Elmwood Park is a 7-acre city park located on 71st and 72nd Streets between Buist and Dicks Avenues in Southwest Philadelphia. From the late nineteenth century through much of the twentieth, Southwest Philadelphia prided itself on its thriving working class neighborhoods. Many thousands of Philadelphians raised their families there. They worked for major industries such as the Hog Island Shipyard, Fels Naptha, General Electric, and Westinghouse. Elmwood Park was originally developed as a centerpiece for the community, a gathering place where workers and their families could relax, socialize, and enjoy the park’s natural resources. Today, the park has been revitalized and is a fitting site for The Labor Monument. The revitalization efforts have been led by the Friends of Elmwood Park, a community organization chartered in 1995 to secure and beautify the park.
The Labor Monument: Philadelphiaʼs Tribute to the American Worker was made possible through the generous support of: the Fairmount Park Art Association, William Penn Foundation, Claneil Foundation, Samuel S. Fels Fund, Greater Philadelphia Urban Affairs Coalition, Pennsylvania Department of Community and Economic Development; and through donations from many local, national, and international trade unions including Service Employees International Union (SEIU); International Association of Bridge, Structural, Ornamental and Reinforcing Iron Workers; American Federation of State, County and Municipal Employees (AFSCME); International Union of Painters and Allied Trades (IUPAT-PATCH); Sheet Metal Workers International Association; United Food and Commercial Workers (UFCW); and United Steel Workers (USW), among others.
New•Land•Marks: public art, community, and the meaning of place was developed by the Fairmount Park Art Association to bring together artists and communities to plan and create new works of public art. New•Land•Marks encourages projects that celebrate community identity, commemorate untold histories, inspire civic pride, respond to the local environment, and invigorate public spaces. The Labor Monument: Philadelphiaʼs Tribute to the American Worker is the fifth project to be commissioned through this groundbreaking program.

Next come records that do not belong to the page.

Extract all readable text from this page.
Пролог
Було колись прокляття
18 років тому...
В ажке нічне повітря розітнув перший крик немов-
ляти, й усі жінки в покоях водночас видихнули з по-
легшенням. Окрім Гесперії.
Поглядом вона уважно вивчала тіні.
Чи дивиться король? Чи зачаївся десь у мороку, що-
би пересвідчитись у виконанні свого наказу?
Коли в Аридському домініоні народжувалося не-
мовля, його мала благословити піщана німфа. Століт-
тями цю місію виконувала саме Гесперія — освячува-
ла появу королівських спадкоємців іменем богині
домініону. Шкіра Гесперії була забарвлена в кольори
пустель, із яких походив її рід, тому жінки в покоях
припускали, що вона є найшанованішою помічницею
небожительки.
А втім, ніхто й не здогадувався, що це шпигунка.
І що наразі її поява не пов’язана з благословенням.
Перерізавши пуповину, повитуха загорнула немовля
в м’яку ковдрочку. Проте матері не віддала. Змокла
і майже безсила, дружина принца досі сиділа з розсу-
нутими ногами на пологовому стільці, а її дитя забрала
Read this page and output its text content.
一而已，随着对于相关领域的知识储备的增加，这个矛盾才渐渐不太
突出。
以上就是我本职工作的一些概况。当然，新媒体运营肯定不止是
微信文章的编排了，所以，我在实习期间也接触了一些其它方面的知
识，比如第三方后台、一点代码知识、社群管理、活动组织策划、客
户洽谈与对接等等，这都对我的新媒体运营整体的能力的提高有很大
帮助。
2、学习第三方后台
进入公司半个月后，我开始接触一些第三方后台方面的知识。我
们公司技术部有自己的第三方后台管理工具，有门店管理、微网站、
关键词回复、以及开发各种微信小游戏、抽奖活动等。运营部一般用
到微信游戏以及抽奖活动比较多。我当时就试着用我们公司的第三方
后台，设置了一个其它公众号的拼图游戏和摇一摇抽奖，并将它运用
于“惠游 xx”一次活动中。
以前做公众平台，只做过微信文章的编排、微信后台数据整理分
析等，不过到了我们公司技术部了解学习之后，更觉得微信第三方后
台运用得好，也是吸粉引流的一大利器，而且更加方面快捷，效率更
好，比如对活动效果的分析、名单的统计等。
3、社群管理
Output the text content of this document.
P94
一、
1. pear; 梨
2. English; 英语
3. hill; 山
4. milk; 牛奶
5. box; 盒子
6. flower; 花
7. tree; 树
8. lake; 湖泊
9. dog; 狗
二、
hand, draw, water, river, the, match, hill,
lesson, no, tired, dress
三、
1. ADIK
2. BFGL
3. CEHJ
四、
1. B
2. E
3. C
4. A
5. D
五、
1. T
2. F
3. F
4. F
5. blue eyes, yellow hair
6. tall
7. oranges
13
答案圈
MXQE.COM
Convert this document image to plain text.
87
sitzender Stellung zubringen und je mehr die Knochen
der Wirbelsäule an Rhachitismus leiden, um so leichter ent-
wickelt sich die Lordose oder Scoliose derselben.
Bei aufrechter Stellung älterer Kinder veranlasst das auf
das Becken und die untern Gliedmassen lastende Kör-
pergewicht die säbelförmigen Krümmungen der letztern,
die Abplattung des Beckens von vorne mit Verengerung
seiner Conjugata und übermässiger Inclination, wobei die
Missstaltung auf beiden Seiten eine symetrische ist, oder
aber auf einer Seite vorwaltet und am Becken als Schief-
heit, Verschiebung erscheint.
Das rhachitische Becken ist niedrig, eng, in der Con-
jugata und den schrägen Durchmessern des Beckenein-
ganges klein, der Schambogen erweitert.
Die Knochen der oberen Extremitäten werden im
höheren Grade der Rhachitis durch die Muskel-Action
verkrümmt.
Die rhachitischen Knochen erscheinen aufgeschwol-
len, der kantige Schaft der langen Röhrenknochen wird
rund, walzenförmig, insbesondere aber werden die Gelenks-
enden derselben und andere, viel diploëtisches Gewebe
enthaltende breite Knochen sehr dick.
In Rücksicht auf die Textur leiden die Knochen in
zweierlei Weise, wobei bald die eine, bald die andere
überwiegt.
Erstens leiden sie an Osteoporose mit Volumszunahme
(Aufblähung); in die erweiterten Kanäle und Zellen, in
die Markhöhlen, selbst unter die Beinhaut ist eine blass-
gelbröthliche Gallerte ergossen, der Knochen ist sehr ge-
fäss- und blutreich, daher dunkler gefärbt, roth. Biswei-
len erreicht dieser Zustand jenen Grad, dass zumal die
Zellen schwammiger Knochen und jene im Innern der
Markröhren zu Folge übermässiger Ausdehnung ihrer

The Fairmount Park Art Association is the nationʼs first private, nonprofit organization dedicated to integrating public art and urban planning. Founded in 1872, the Art Association works to promote the appreciation of public art through programs and advocacy efforts that commission, interpret, and preserve public art in Philadelphia. We serve hundreds of people directly through our commissioning and educational programs, and thousands indirectly, as they benefit from the accessibility of public art that is one of Philadelphiaʼs hallmarks and a key contributor to its quality of life.